Emergency interventions (actual failure of one or more UPS functions) are so infrequent as to be virtually impossible to cover properly, especially by using on-site 24/7 multi-shift staff.
The level of documentation and constant training required do not make commercial sense, especially considering natural wastage and turnover in onsite personnel. By contrast, a UPS OEM’s maintenance technicians are highly experienced in fault-finding and repairing UPS failures, as they are engaged in this daily, within a large installed customer UPS base. Their services need to be available under a contracted service level agreement.
Many published reports attribute as many as 70% of all data centre load-loss incidents to human error; the UPS share is thus reduced to the remaining 30%. In practice this could be as low as 5% of the total failures for the power system.
Working with the UPS OEM’s support team can bring further benefits instrumental to securing UPS safety and reliability. These include management of factory upgrades, remote system monitoring, and spare parts provisioning.
Data centre operators are recommended to set up a service agreement to handle situations from preventative maintenance to time-guaranteed emergency responses. The agreement can bring together all the elements and resources needed, and package them to suit the facility’s particular needs and priorities.
An effective service plan is summarised here. It should comprise annual scheduled preventative maintenance (PM) visits for both the UPS and its batteries, as well as facilities for emergency call-outs on demand. Trained engineers and technicians should be available 24/7, and based close enough to ensure arrival on site within contractually-agreed response times.
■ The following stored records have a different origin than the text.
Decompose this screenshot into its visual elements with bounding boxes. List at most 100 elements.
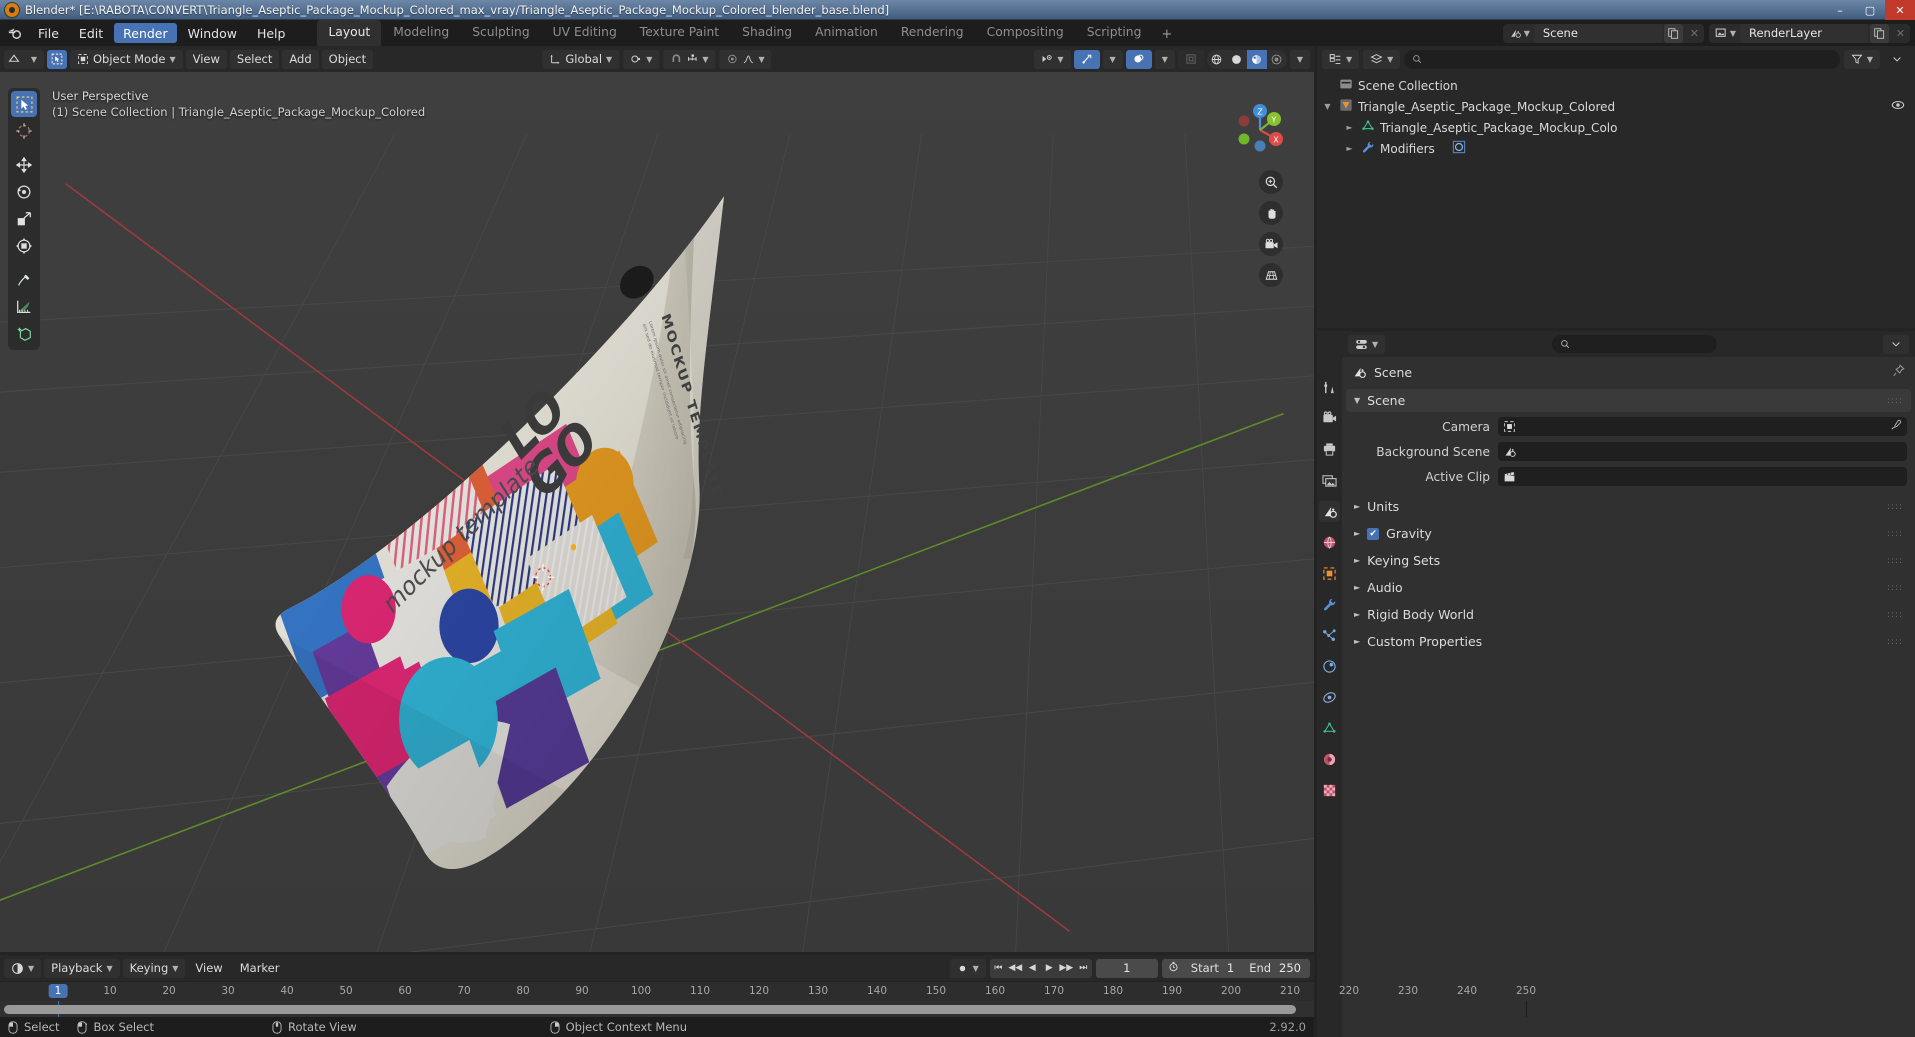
auto-keyframe-toggle[interactable]: ▼ xyxy=(949,958,986,978)
move-tool-button[interactable] xyxy=(11,152,37,178)
properties-tab-world[interactable] xyxy=(1319,532,1340,553)
current-frame-field[interactable]: 1 xyxy=(1095,958,1158,978)
properties-search-input[interactable] xyxy=(1551,335,1717,353)
new-scene-button[interactable] xyxy=(1663,23,1683,43)
timeline-horizontal-scrollbar[interactable] xyxy=(4,1005,1296,1014)
outliner-filter-button[interactable]: ▼ xyxy=(1843,49,1880,69)
transform-orientation-selector[interactable]: Global ▼ xyxy=(542,49,620,69)
scene-data-icon[interactable]: ▼ xyxy=(1503,27,1534,40)
camera-view-button[interactable] xyxy=(1259,232,1283,256)
proportional-editing-controls[interactable]: ▼ xyxy=(719,49,772,69)
play-reverse-button[interactable]: ◀ xyxy=(1024,959,1041,978)
properties-tab-object[interactable] xyxy=(1319,563,1340,584)
outliner-row-mesh-data[interactable]: ► Triangle_Aseptic_Package_Mockup_Colo xyxy=(1317,117,1915,138)
menu-file[interactable]: File xyxy=(29,23,68,43)
viewport-menu-view[interactable]: View xyxy=(185,49,227,69)
editor-type-icon[interactable] xyxy=(4,50,24,69)
tweak-tool-button[interactable] xyxy=(11,91,37,117)
snapping-controls[interactable]: ▼ xyxy=(663,49,716,69)
blender-logo-icon[interactable] xyxy=(0,20,28,46)
properties-tab-output[interactable] xyxy=(1319,439,1340,460)
expand-arrow-icon[interactable]: ► xyxy=(1343,123,1356,132)
panel-gravity[interactable]: ► ✔ Gravity :::: xyxy=(1346,522,1911,545)
panel-units[interactable]: ► Units :::: xyxy=(1346,495,1911,518)
panel-scene[interactable]: ▼ Scene :::: xyxy=(1346,389,1911,412)
navigation-gizmo[interactable]: X Y Z xyxy=(1228,98,1292,162)
chevron-down-icon[interactable]: ▼ xyxy=(24,50,44,69)
viewport-menu-select[interactable]: Select xyxy=(229,49,280,69)
tab-shading[interactable]: Shading xyxy=(731,20,803,46)
toggle-perspective-button[interactable] xyxy=(1259,263,1283,287)
outliner-options-button[interactable] xyxy=(1884,50,1910,69)
background-scene-field[interactable] xyxy=(1498,442,1907,461)
view-layer-selector[interactable]: ▼ RenderLayer ✕ xyxy=(1708,23,1910,43)
scene-selector[interactable]: ▼ Scene ✕ xyxy=(1502,23,1704,43)
new-view-layer-button[interactable] xyxy=(1870,23,1889,43)
add-cube-tool-button[interactable] xyxy=(11,321,37,347)
scale-tool-button[interactable] xyxy=(11,206,37,232)
outliner-editor-type-selector[interactable]: ▼ xyxy=(1322,49,1360,69)
properties-options-button[interactable] xyxy=(1883,334,1909,354)
menu-edit[interactable]: Edit xyxy=(70,23,112,43)
select-box-icon[interactable] xyxy=(47,49,67,69)
minimize-button[interactable]: – xyxy=(1825,0,1855,20)
shading-material-preview-button[interactable] xyxy=(1246,49,1267,69)
transform-tool-button[interactable] xyxy=(11,233,37,259)
tab-modeling[interactable]: Modeling xyxy=(382,20,460,46)
expand-arrow-icon[interactable]: ▼ xyxy=(1321,102,1334,111)
properties-tab-modifier[interactable] xyxy=(1319,594,1340,615)
pan-button[interactable] xyxy=(1259,201,1283,225)
panel-keying-sets[interactable]: ► Keying Sets :::: xyxy=(1346,549,1911,572)
properties-tab-view-layer[interactable] xyxy=(1319,470,1340,491)
properties-tab-texture[interactable] xyxy=(1319,780,1340,801)
tab-animation[interactable]: Animation xyxy=(804,20,889,46)
properties-tab-render[interactable] xyxy=(1319,408,1340,429)
object-mode-selector[interactable]: Object Mode ▼ xyxy=(70,49,183,69)
select-mode-group[interactable] xyxy=(47,49,67,69)
menu-render[interactable]: Render xyxy=(114,23,177,43)
overlays-toggle[interactable] xyxy=(1125,49,1152,69)
zoom-button[interactable] xyxy=(1259,170,1283,194)
camera-field[interactable] xyxy=(1498,417,1907,436)
view-layer-icon[interactable]: ▼ xyxy=(1709,27,1740,40)
properties-tab-particles[interactable] xyxy=(1319,625,1340,646)
play-button[interactable]: ▶ xyxy=(1041,959,1058,978)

These personnel should be backed with immediate access to a comprehensive local spare parts inventory, and more in-depth technical support if required.
Interested parties should be able to pre-empt UPS problems as far as possible through remote battery monitoring and impedance testing, generator monitoring, and UPS monitoring with monthly trend reporting and 24/7 alarm notifications.
The service plans must be robust, well-managed, both to ensure their efficacy, and to maintain accurate budgetary control. Tasks include maintaining accurate monthly service records, and replacement planning with time and budget considerations. Fulfilling recommended part replacement cycles, once agreed, is important.
The ideal number of scheduled preventative maintenance visits per year depends on the power system topology; single-phase installations can be safely supported with a single annual PM visit, while three-phase systems warrant two annual visits.
Conclusion
Maintaining a UPS at a high level of availability, and responding fast on the rare occasions when a problem does arise, calls for readily available, highly skilled technicians, backed by appropriate spare parts inventory. This level of backup can best be achieved by leveraging the resources of the original UPS supplier, complementing these with support from the facility’s on-site operational staff where it makes sense, and managing the overall strategy with a well-tailored maintenance contract.